Sunday, September 30, 2012

Nostalgia Theater: Hasbro's C.O.P.S. -- Fighting Crime in a Future Time

More like C.R.A.P.S., amirite?

*ahem*

C.O.P.S. was Hasbro's late-'80s Hail Mary aimed at replicating the decade-long success the toymaker had enjoyed with G.I. Joe. This time, the military conceit of "Joe vs. Cobra" was switched out with police officers and criminals. Thus, the titular Central Organization of Police Specialists (they sure loved their acronyms in the '80s, didn't they? And wouldn't that be C.O.O.P.S.?), a group of law enforcers in the year 2020 with names like like Bulletproof, and Longarm, and Barricade, would square off with the cadre of colorful criminals populating Empire City, all led by the corpulent Big Boss.

In launching C.O.P.S., Hasbro stuck pretty slavishly to the same script that had allowed Joe to take off, with action figure profiles and backstories devised by genius Joe maestro Larry Hama, a companion comic book (not by Hama -- a pity -- and published by DC instead of Marvel), and the requisite animated series, which was produced by notorious crap mavens DiC rather than Marvel Productions, which had done every Hasbro-related series until then. I actually didn't watch the show regularly, but I remember it thanks to the catchy theme by usual DiC duo Shuki Levy and Haim Saban. Here's the intro:


Like I said, the parallels to G.I. Joe are uncanny and unmistakeable (Hama even seeded the C.O.P.S. profile cards with several wink-nudge nods to its predecessor). Also, every episode of C.O.P.S. ended with a "C.O.P.S. for Kids" segment similar to the Joe "Knowing is half the battle" lessons, with various characters appraising wee ones not to wander into dark alleys, talk to strangers, etc. But whether because the whole thing had a "been there, done that" flavor, or because "Fighting Crime in a Future Time" didn't have quite the same ring to it as "A Real American Hero," lightning failed to strike twice, and C.O.P.S. died on the vine pretty much instantly.
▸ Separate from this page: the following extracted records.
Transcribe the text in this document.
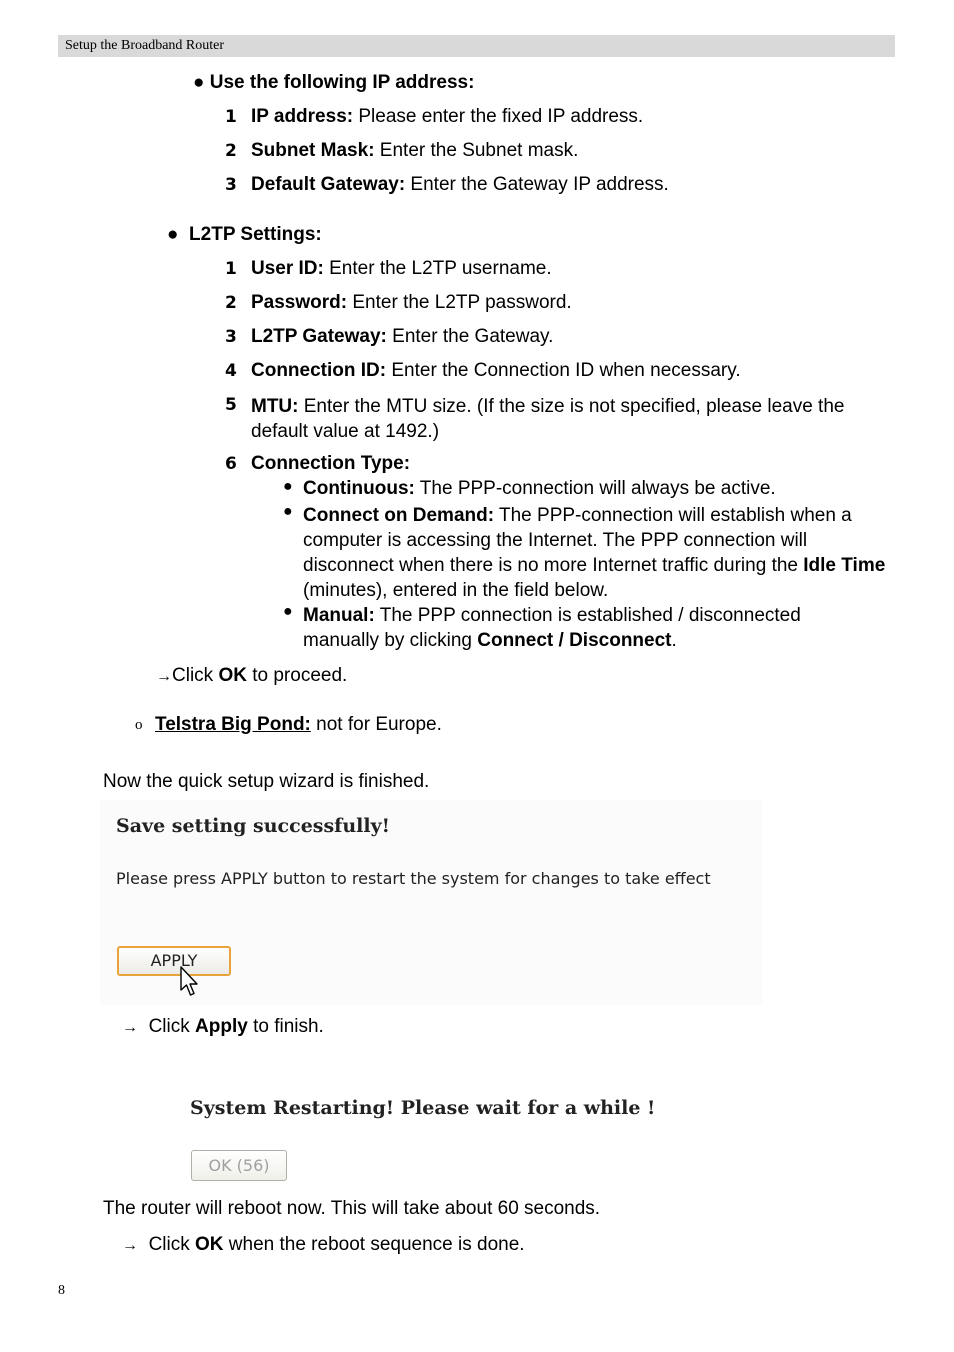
Setup the Broadband Router
● Use the following IP address:
1 IP address: Please enter the fixed IP address.
2 Subnet Mask: Enter the Subnet mask.
3 Default Gateway: Enter the Gateway IP address.
● L2TP Settings:
1 User ID: Enter the L2TP username.
2 Password: Enter the L2TP password.
3 L2TP Gateway: Enter the Gateway.
4 Connection ID: Enter the Connection ID when necessary.
5 MTU: Enter the MTU size. (If the size is not specified, please leave the default value at 1492.)
6 Connection Type:
● Continuous: The PPP-connection will always be active.
● Connect on Demand: The PPP-connection will establish when a computer is accessing the Internet. The PPP connection will disconnect when there is no more Internet traffic during the Idle Time (minutes), entered in the field below.
● Manual: The PPP connection is established / disconnected manually by clicking Connect / Disconnect.
→Click OK to proceed.
o Telstra Big Pond: not for Europe.
Now the quick setup wizard is finished.
Save setting successfully!
Please press APPLY button to restart the system for changes to take effect
APPLY
→ Click Apply to finish.
System Restarting! Please wait for a while !
OK (56)
The router will reboot now. This will take about 60 seconds.
→ Click OK when the reboot sequence is done.
8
Despite some nice designs by future comic book artist Bart Sears, only a handful of the action figures (with cap-firing action -- totally safe!) made it to shelves. The comic book was gone after issue 15, and the animated spin-off didn't make it past the 65 episodes that aired during the '88-'89 syndicated season. While it's resurfaced occasionally (it re-aired on CBS in the early '90s as CyberC.O.P.S. to avoid any confusion with the Fox reality show), and the whole series has been released on DVD a few times, C.O.P.S. remains a forgotten relic even today's age of perpetual reboots. I highly doubt it's on anyone's "Most Wanted" list.

(Then again, they're bringing back Manimal too,  so what the hell do I know?)